Via Digg I came across this nicely written piece called “Photography Students Are Being Taught — But What Are They Really Learning Today?“. While I’m more of a lazy guy with a camera rather than anything of a photographer, I still can relate to what Mike Sheil writes:
 So there am I looking at work which looked very similar to what I was doing 40 years ago and being told that this is now the real cutting edge of creative photography. It certainly had that rather off-centered, badly composed and poorly lit look that my work had 40 years ago — wide-angle shots of people’s heads, girls with sullen/bored expressions, oddly focused shots and peculiar distressed colours.
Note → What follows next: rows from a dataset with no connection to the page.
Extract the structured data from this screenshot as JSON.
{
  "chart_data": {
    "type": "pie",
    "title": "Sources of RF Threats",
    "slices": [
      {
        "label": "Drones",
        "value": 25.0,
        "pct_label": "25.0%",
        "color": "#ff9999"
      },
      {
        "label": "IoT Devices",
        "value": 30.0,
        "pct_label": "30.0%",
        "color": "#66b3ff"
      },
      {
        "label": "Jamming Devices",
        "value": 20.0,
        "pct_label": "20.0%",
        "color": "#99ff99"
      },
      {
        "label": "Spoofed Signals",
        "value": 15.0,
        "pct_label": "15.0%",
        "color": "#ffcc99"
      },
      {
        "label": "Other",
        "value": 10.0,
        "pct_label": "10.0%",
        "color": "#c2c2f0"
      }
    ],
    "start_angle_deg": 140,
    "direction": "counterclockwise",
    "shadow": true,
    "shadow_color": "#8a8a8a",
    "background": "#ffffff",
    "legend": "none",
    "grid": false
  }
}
In all truth, I think my work owed its peculiarities to the fact I did not know what I was doing and anyhow had just started smoking pot, whereas the modern idiom seems to owe an awful lot to a desperate desire to be different — and hence ending up turning out the same mediocre rubbish as everyone else who is also trying to be different.
But what can we do about it?
Amateurs like myself learn most of what they know from numerous tutorials on the web and from looking at a lot of pictures. And I mean a lot of pictures. (Thank you, Flickr.) While this certainly helps, it doesn’t offer a base that formal education provides. And if formal education is getting worse by the year, where is the hope? Where can one go to learn the “real stuff”?